Jason Zweig has an article in the WSJ “Intelligent Investor” section in which he says that sixty percent isn’t much better than a coin flip. He needs to learn some probability and statistics. You can make good money with odds like that, especially if you get hundreds of coin flips.
The article is about whether it does any good to hire a top-notch CEO to turn a company around. It’s important to get these things right, because CEO compensation is under attack by the Obama administration these days. The article doesn’t say anything specifically about that. However, it does use as a context the new CEO that GM needs to bring in.
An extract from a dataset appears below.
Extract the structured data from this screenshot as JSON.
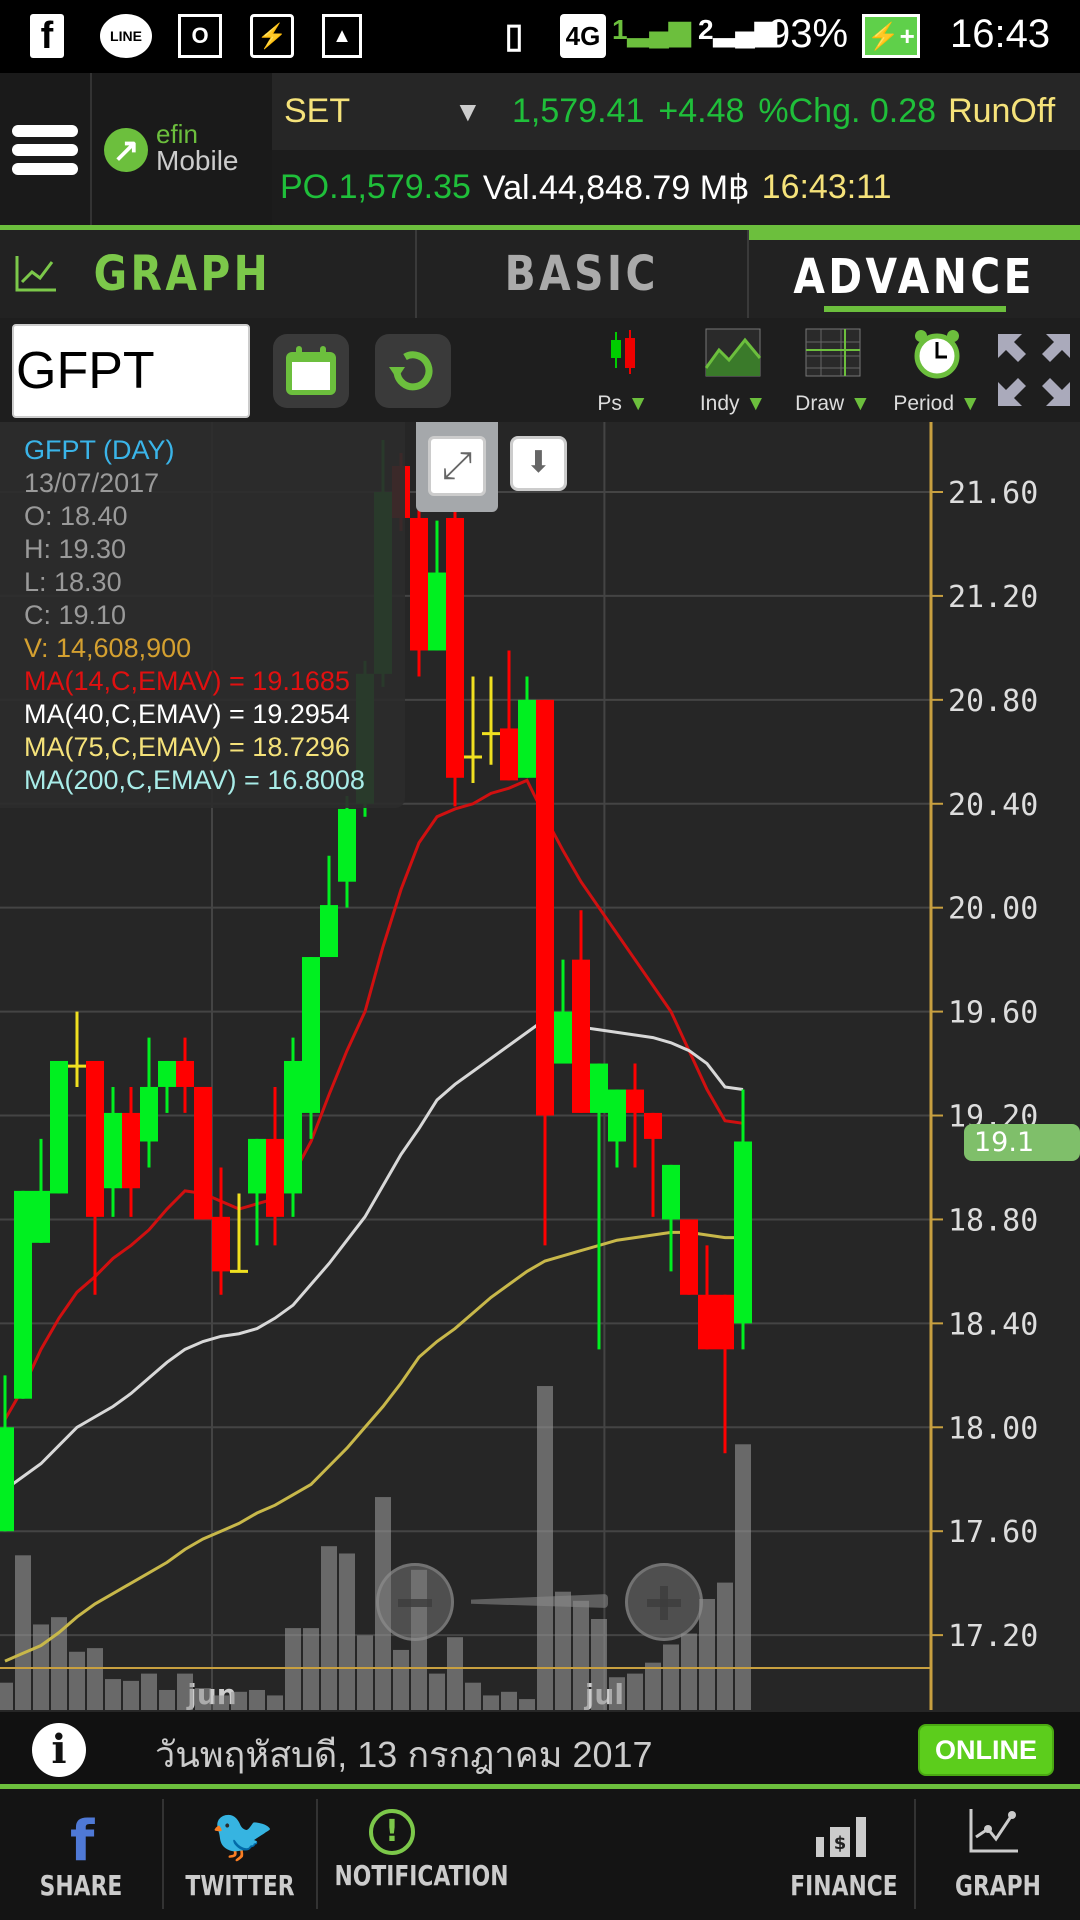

Here is the weird paragraph:
If you took the CEOs with the best track records and brought them in to run the businesses with the worst performance, how often would those companies become more profitable? According to economist Antoinette Schoar of Massachusetts Institute of Technology’s Sloan School of Management, who has studied the effects of hundreds of management changes, the answer is roughly 60%. That isn’t much better than the flip of a coin.
I’m actually surprised that it works 60 percent of the time. I would have guessed a much smaller number. If those odds are correct, all the more reason for the Obama administration to quit trying to control wages and prices.
[Late note: The Zweig article seems to appear in more than one place on the WSJ web site. And at this one, a couple of people made the same point I did about 60 percent being a lot better than a coin flip.]